Picking up the ringing phone one day (yes, we still have non-cell phones both at my church and my home), I got a salesperson trying to tell me to give up my current phone service and purchase his own. I would get everything I already had and so much more and even get to keep my phone number! What a deal! Who could possibly say "no"?
In all the years I have been a Pastor in the Lutheran Church-Missouri Synod, there have been those who saw this as the mission approach that would save our slowly declining confessional Lutheran church body. In other words, for more than 30 years there have been voices suggesting that instead of bringing people into the Kingdom, we need to bring the Kingdom to the people. It may sound like semantics but it is not. This approach has transformed a significant segment of many denominations -- not in the least my own. But I have struggled to identity clearly and simply the different parameters of these different mission approaches.
Pastor Bill Woolsey has done me the service of making the divergent paths very simple and very clear: According to Woolsey, “My desire in starting CrossPoint [the LCMS congregation in Texas where he is Pastor] was to create a congregation that
not only spoke the language of the local lost person but also loved that
person so much we could not help but speak their language and love
their music and adopt as many of their values as possible.” [Emphasis added]
Far from seeing the church as an agent of transformation, this idea sees the church as incorporating much of the language, culture, style, and identity of lost people. Now, to be sure, Woolsey would insist that transformation would take place but it is a process and it begins with the church mirroring the values, culture, language, music, and style of the lost people (as much as is possible). This perspective believes that nearly everything is negotiable and able to be compromised for the sake of reaching those lost (except for the barest core beliefs of Christianity). Your confessional identity, your liturgical heritage, your musical legacy, etc... are all candidates for revision or replacement if they get in the way of your reaching the lost. We have heard this all before by those who define style and substance as not only distinct but different and, essentially, not necessarily related.

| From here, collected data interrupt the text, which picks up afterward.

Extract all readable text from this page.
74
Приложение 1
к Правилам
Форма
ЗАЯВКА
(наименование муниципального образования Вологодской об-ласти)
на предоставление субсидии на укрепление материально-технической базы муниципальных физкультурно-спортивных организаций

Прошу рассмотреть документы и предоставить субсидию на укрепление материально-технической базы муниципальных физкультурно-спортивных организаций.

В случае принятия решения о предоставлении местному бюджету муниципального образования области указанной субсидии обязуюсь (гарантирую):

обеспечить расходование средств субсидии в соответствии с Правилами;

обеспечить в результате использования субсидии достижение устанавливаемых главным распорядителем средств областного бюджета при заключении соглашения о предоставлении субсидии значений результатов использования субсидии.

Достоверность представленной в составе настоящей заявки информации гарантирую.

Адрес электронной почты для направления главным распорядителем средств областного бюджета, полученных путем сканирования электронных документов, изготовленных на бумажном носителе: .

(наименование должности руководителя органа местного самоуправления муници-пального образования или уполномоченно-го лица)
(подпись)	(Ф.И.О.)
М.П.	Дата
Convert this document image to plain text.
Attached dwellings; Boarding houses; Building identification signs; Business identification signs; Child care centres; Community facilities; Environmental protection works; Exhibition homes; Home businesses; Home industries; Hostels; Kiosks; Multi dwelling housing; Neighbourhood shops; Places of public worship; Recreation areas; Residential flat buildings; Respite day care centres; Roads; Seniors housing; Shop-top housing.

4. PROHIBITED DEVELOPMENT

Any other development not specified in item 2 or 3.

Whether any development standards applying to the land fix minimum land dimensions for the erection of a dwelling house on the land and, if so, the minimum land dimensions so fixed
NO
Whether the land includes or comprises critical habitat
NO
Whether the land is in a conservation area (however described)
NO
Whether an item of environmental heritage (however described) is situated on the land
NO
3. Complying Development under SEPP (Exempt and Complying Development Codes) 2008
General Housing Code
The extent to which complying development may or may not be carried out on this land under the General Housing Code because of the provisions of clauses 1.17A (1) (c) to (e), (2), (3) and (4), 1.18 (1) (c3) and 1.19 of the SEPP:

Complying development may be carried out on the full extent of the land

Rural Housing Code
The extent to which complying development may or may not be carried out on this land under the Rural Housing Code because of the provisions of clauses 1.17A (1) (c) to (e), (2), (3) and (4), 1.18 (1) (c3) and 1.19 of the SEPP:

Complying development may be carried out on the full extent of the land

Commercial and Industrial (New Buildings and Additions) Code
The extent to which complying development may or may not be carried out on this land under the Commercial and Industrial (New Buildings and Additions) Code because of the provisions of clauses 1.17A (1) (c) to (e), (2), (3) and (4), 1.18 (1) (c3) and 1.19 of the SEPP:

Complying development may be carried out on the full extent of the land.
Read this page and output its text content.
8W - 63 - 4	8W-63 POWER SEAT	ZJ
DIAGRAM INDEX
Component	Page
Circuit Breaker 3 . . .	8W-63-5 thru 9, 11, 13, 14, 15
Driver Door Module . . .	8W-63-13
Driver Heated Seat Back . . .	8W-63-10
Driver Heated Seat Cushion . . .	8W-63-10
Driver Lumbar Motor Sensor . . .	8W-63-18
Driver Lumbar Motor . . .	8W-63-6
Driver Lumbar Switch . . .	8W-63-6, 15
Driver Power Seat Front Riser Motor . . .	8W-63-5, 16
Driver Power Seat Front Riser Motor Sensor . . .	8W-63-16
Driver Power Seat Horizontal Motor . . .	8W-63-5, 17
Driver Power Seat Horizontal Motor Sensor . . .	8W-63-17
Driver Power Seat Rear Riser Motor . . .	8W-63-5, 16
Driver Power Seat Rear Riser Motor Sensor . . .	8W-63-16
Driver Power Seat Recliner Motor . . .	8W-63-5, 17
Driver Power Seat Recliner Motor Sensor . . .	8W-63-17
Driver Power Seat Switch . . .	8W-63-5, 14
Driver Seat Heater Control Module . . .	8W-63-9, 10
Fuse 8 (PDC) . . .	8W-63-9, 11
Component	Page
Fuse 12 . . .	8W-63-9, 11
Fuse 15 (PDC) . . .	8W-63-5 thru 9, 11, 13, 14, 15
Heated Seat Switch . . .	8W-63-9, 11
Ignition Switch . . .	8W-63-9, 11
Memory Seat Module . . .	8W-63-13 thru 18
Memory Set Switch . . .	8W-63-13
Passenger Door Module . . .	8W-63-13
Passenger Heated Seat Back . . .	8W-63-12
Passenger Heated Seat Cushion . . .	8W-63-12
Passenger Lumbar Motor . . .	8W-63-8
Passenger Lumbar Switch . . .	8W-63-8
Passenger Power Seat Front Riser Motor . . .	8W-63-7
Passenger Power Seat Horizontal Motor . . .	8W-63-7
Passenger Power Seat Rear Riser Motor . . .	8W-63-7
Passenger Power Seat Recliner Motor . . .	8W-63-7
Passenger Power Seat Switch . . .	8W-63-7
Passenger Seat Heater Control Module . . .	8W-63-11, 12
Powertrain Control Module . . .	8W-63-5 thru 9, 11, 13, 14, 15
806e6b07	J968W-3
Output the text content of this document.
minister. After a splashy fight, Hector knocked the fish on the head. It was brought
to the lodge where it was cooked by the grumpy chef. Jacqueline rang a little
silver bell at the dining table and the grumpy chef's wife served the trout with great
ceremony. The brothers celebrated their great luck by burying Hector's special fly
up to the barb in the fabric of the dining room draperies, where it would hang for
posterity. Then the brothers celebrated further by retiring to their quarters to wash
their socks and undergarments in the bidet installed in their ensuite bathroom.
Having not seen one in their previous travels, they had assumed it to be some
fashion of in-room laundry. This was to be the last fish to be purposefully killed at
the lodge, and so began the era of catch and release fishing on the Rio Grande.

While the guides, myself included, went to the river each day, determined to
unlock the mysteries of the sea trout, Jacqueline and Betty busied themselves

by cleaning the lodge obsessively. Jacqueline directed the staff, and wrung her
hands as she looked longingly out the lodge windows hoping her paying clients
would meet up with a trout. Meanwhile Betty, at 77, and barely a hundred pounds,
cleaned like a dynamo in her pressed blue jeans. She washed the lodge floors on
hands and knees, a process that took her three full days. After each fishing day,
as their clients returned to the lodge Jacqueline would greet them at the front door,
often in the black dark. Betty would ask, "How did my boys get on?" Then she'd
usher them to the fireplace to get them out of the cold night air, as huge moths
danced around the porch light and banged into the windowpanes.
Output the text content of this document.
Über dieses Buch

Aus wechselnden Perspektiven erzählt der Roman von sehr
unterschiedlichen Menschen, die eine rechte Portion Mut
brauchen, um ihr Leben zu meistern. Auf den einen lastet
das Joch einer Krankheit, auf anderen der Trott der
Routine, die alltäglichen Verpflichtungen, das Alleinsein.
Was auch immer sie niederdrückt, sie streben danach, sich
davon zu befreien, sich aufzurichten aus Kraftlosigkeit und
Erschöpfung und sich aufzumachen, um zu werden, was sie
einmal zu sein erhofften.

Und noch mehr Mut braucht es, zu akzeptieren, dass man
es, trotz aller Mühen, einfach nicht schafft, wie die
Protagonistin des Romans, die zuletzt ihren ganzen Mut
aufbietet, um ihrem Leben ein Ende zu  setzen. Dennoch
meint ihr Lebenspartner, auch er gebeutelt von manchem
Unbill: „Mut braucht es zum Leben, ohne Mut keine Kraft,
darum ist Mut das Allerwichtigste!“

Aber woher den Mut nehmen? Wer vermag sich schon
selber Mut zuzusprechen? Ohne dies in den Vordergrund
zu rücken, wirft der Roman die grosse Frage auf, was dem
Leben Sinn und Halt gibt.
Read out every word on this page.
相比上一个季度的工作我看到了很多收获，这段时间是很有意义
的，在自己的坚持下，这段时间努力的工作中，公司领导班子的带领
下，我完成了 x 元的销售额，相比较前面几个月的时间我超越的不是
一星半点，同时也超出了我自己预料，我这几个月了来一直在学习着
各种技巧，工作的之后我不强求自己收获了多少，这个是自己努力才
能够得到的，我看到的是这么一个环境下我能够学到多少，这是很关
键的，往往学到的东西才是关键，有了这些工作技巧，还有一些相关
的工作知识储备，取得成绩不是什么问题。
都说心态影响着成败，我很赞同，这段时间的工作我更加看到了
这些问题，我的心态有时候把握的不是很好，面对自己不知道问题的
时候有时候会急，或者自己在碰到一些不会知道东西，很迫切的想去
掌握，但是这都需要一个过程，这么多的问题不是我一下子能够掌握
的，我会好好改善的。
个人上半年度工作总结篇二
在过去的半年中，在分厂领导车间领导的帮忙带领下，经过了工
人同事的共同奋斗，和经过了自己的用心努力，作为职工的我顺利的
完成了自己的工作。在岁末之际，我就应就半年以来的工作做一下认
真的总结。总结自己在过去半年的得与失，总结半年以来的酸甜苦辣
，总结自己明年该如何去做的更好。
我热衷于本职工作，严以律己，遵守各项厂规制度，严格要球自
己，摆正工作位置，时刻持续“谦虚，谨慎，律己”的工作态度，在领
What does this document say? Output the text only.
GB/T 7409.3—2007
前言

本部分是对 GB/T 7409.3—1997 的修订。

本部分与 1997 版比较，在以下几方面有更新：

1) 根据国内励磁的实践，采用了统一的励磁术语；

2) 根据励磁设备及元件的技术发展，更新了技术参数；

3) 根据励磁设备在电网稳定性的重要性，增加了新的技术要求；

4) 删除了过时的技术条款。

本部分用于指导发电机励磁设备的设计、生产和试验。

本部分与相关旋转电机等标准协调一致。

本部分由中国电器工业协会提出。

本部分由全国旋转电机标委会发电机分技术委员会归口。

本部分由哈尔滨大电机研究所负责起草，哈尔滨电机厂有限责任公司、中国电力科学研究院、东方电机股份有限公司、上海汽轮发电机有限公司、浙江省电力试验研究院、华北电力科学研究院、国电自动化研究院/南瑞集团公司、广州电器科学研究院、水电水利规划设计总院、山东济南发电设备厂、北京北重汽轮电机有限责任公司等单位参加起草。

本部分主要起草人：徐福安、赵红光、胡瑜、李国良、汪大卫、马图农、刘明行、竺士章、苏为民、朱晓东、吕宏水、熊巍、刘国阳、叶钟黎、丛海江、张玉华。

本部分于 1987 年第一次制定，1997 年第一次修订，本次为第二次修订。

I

To get back to the beginning, the sales idea for such a perspective is that you get to keep your life, keep your values, keep your preferences, keep your music, keep who you are but ADD to it Jesus Christ. This was the whole basis for the seeker service movement (think Willow Creek) in which the idea was that if you pack them in by adopting a message and a medium from their own culture and experience, eventually they will learn and grow and be integrated into the "deeper" aspects of the faith. This was admittedly not what happened. People were content to have their values, desires, language, and music mirrored back to them but they did not adopt the transformation values of God's Kingdom and dig deep into the church's life. They remained on the edges.
No one disputes that by adopting the language, music, and culture of the world you can fill the pews. The real question is what you are building. Some, even from within the movement, have begun to wonder if they are actually building the church and making disciples out of those who have surrendered little of their lives to be changed but who may be willing to add a little Jesus to their mix. Clearly one of the most difficult things to do if you adopt this mission perspective is how to bring these lost into the Kingdom and reflect instead the values of Christ, the language of Scripture and creed and confession, the continuity with the liturgical and hymn legacy of those who went before, and be able to pass on a distinct identity of the faith to those who follow them. An orphan church made up of people who have little in common with those who went before finds it difficult to sustain their existence for more than the generation of the founder (without a radical change in direction).
Woolsey says, “most of the mainline churches in my denomination spoke a language long gone.” What Woolsey forgets is that although there may have been the appearance of congruity between culture and the Church in ages past, the language of the Kingdom, the values of the Kingdom, the liturgy of the Kingdom, the music of the Kingdom, and the piety of the Kingdom have always been at odds with the culture of the lost. The Church grew not by adopting the shape of things and the preferences of those around them but by boldly preaching and through this planting the radical nature of the Kingdom of God.